NEW YORK (AP) – When children’s author-illustrator Don Tate works on a book about slavery, he keeps in mind that a smile must be more than just a smile.
“A smile is the manifestation of human emotion, therefore enslaved people smiled, frowned, laughed, cried, etcetera,” says Tate, a finalist for the Ezra Jack Keats New Writer Award in 2013 and whose works include “Hope’s Gift,” the story of a slave girl in the days leading up to the Emancipation Proclamation.
“In books where I deal with the topic of slavery, I pair smiles, if needed, with broader context, explaining to children about the horrors – the wrongness, the inhumanity – of slavery.”
Slavery has been sentimentalized for as long as it has existed and its narration remains contentious even in the 21st century. A Texas textbook set off nationwide outrage last year with its description of Africans on plantations as “workers,” instead of slaves. And two recent picture books have been strongly criticized for featuring images and stories of smiling slaves, with the creators saying they had intended to celebrate the slaves, and not slavery, and detractors countering they should have tried harder.
Last fall, author Emily Jenkins apologized for being “racially insensitive” after “A Fine Dessert,” a collaboration with illustrator Sophie Blackall, was attacked for its cheerful depiction of a 19th-century slave mother and daughter as they prepared a blackberry recipe. Last weekend, Scholastic stopped distribution of the picture story “A Birthday Cake for George Washington,” which came out in early January and told of Washington’s head cook, the slave Hercules, and his daughter Delia. The publisher explained that “without more historical background on the evils of slavery than this book for younger children can provide, the book may give a false impression of the reality of the lives of slaves.”
Publishing is no less white than the movie industry, and the absence of non-white perspectives led to the founding in 2014 of the grassroots group WeNeedDiverseBooks. But diversity wasn’t the issue for the creators of “A Birthday Cake for George Washington.”
Author Ramin Ganeshram, an award-winning journalist, is of Trinidadian and Iranian descent. Award-winning illustrator Vanessa Brantley-Newton has described herself as coming from a “blended background – African-American, Asian, European and Jewish.” Editor Andrea Davis Pinkney is widely respected, and as an author won a Coretta Scott King prize in 2013 for excellence in African-American children’s literature.
“Andrea Pinkney is one of the finest, most intelligent and knowledgeable editors that I know,” says Doreen Rappaport, a prize-winning children’s author whose books include “Escape from Slavery” and “No More!
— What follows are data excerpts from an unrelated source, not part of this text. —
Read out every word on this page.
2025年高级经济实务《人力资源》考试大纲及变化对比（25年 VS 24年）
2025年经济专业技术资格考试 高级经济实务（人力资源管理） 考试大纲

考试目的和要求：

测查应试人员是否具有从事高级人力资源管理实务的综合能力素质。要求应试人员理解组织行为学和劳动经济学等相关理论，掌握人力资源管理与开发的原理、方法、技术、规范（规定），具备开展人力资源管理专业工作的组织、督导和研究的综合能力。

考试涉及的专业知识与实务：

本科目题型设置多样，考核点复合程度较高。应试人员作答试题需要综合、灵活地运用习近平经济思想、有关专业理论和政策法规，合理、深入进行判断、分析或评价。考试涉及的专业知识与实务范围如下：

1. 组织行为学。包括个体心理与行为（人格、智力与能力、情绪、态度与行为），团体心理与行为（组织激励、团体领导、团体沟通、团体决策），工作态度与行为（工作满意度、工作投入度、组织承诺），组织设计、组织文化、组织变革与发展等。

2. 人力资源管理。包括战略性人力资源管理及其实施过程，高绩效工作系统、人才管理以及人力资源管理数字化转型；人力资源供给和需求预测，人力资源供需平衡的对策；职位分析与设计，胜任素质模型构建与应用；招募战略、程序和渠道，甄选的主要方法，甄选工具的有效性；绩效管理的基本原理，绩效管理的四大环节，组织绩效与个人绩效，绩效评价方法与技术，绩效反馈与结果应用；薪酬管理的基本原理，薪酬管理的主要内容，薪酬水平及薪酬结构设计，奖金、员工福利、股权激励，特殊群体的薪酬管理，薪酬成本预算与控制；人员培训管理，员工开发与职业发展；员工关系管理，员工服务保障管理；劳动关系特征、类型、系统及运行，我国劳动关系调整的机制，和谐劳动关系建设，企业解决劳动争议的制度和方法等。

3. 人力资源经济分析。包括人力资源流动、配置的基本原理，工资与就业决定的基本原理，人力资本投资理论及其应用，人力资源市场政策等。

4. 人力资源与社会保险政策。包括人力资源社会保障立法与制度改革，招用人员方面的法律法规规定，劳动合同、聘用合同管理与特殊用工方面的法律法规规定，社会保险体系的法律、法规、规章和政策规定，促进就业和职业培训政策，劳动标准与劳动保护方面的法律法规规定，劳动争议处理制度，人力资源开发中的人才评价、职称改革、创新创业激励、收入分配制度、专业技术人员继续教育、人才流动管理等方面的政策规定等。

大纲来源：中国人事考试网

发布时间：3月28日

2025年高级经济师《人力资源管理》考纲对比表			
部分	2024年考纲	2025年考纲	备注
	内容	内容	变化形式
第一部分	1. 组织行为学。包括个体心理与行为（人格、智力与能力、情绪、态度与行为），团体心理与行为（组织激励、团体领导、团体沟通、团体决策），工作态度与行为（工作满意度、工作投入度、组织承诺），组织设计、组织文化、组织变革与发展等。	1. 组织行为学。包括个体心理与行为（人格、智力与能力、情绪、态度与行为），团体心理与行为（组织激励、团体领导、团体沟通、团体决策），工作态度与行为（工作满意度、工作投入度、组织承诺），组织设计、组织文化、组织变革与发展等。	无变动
Stories and Songs of Slaves Resistance.”
In essays posted online after “A Birthday Cake” was published, Pinkney and Ganeshram emphasized that the book was meant to teach kids about slaves’ contributions to American history, with Pinkney writing that Ganeshram “took great care in contextualizing Hercules and Delia as enslaved people, while at the same time accurately depicting Hercules as the notable figure he was.”
Tate and others say slavery books for children are an intricate art of communicating historical crimes that neither overwhelms nor misleads readers.
“There’s no checklist for the right way to do this,” says Megan Schliesman, a librarian at the Cooperative Children’s Book Center at the University of Wisconsin-Madison. “We’re in the midst of a huge learning process.”
Deborah Taylor, coordinator of school and student services at the Enoch Pratt Free Library in Baltimore, said she had been looking at recent winners of the Coretta Scott King award and was impressed by a book about a slave girl’s escape through the Underground Railroad, “Almost to Freedom” by Vaunda Micheaux Nelson, calling it “child centered without shying from the fact the slaves were running away.”
Schliesman said she found “quite remarkable” a 2015 publication called “The Amazing Age of John Roy Lynch.” Written by Chris Barton, the book tells the true story of a former Mississippi slave who after the Civil War becomes the first African-American Speaker of the state’s House of Representatives and then a U.S. Congressman.
The cover image, of a well-dressed, slyly smiling Lynch, is by Don Tate.